I recently returned from the 20th Annual Napa Pain Conference where I was fortunate to attend and present at a pre-conference meeting entitled, “Intraspinal Therapies: Enhancing Clinical Practices and Improving Patient Safety.” The pre-conference was held for Allied Health Professionals directly involved with the care of chronic pain patients. Gail McGlothlen chaired this pre-conference, and I greatly appreciated all of her efforts.

One of the first speakers was Dr. Elliott Krames with a presentation entitled, “Neurobiology of the Spinal Cord.” I previously mentioned this topic upon my return from the Targeted Drug Delivery Conference in May of this year, but it was great to hear Dr. Krames give this presentation a second time because I was able to recall points of interest that I had previously forgotten.

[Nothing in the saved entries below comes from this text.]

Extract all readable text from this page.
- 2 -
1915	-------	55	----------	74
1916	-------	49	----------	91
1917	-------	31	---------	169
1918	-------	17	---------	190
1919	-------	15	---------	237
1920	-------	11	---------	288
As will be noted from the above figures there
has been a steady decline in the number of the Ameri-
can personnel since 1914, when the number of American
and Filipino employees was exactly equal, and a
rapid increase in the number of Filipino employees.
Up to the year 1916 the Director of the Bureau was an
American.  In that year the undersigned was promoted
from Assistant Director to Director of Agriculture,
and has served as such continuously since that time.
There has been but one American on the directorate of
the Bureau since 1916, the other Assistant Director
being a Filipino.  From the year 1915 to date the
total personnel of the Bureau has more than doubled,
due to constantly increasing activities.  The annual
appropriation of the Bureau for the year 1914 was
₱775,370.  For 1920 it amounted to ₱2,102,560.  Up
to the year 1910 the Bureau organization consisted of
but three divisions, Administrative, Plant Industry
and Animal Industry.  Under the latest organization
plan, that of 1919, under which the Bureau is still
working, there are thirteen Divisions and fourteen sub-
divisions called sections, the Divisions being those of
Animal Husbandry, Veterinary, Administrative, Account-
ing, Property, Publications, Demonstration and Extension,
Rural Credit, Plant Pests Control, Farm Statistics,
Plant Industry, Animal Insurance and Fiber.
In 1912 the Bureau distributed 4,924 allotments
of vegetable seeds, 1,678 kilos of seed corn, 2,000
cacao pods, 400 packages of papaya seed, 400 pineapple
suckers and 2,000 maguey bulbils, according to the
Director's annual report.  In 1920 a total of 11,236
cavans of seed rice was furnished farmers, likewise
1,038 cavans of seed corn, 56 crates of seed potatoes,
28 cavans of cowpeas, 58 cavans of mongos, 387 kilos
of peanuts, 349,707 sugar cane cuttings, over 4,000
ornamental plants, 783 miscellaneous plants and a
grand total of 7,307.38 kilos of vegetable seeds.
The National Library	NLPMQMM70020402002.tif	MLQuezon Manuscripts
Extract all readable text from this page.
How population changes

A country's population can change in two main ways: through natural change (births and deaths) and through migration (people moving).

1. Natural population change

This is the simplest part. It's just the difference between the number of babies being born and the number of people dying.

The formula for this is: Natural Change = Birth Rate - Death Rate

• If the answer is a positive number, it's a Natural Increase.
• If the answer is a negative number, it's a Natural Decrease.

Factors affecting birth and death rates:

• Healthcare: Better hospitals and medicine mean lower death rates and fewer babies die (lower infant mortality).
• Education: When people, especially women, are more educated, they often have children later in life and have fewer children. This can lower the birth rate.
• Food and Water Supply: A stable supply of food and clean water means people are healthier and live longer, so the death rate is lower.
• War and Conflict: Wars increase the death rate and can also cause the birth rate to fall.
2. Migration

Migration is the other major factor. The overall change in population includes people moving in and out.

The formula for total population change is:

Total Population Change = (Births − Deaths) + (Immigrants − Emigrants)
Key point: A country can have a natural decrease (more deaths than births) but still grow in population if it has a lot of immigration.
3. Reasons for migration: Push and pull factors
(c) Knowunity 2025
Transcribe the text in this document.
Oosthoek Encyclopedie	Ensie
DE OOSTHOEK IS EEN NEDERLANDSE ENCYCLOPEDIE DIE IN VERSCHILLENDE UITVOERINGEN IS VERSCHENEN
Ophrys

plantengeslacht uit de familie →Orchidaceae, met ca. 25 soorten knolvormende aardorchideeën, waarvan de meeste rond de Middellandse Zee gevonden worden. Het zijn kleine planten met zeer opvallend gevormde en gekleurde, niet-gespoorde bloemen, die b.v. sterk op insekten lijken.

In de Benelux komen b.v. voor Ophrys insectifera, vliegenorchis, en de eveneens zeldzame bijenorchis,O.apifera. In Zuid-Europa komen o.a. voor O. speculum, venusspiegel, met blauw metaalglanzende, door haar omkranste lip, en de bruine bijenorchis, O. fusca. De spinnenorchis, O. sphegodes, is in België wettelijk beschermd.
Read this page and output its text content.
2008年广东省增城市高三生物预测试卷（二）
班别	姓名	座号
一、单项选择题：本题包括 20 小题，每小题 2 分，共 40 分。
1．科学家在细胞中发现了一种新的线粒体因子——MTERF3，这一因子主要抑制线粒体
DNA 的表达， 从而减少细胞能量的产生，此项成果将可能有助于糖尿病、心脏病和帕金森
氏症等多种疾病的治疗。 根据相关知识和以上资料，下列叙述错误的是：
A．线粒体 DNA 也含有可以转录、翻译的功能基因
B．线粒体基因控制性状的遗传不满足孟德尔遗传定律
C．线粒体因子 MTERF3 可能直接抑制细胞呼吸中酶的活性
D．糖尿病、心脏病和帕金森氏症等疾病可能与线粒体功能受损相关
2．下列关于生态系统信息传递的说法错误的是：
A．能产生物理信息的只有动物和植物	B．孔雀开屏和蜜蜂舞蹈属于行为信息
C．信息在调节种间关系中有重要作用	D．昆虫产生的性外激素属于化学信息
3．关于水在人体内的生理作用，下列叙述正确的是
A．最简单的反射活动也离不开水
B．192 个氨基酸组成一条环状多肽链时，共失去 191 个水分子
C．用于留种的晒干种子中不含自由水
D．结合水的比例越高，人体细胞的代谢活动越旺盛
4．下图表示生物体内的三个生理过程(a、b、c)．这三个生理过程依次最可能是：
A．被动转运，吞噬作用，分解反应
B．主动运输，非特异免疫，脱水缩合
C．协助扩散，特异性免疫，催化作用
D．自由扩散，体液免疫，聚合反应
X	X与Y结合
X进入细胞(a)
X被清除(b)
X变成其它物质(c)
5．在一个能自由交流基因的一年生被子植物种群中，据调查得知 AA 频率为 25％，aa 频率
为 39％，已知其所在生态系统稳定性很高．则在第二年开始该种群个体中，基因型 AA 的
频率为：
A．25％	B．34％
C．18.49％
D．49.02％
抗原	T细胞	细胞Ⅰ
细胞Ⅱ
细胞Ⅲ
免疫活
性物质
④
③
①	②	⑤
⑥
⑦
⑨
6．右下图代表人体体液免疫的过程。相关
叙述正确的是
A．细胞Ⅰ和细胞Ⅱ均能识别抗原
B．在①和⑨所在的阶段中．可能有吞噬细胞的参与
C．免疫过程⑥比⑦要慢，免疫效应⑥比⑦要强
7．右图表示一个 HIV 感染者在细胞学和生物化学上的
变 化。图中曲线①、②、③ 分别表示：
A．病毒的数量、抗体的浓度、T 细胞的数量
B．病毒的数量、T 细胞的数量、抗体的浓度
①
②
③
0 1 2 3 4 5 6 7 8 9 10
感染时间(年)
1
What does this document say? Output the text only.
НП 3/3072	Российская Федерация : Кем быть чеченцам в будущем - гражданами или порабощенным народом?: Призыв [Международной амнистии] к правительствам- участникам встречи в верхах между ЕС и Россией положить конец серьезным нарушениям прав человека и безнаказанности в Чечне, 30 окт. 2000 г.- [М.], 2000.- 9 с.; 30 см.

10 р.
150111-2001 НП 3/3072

Dr. Krames began his presentation by discussing that the neurobiology of pain is broken down into two areas: one simple and complex. Additionally, there are five parameters involved with the biology of pain: transduction, transmission, pain processing, perception and modulations. The first of these parameters, transduction, is the process of converting noxious stimuli into electrical energy. Next there is a transmission of this electrical energy to the brain for processing and perception and modulation. Dr. Krames expressed that in every step of pain processing, our bodies function chemically and electrically; therefore, modulation constantly occurs. Very interesting!

Dr. Krames also stated nociceptive receptors are ubiquitous in all tissues except neural and that ninety-five percent of our skin contains nociceptive receptors. He explained that transmission velocity of nociceptive impulses are determined by the degree of myelination … the greater the myelination, the faster the transmission. For example, C fibers transmit very slowly due to being poorly myelinated.

During his presentation, Dr. Krames presented a slide showing the Rexed Laminae, which was identified in the early 1950s by Bror Rexed. This area is a system of 10 layers of gray matter within the spinal cord and these areas are defined by their cellular structure rather than by their location; however, the location still remains consistent throughout the spinal cord. In regards to the transmission and sensory of pain, the primary focus on the spinal cord relates to the substantia gelatinosa – an area that provides a wide dynamic of pain sensory and modulation. This is a topic that I am very interested in and will continue to research, and I will update as new information is gained.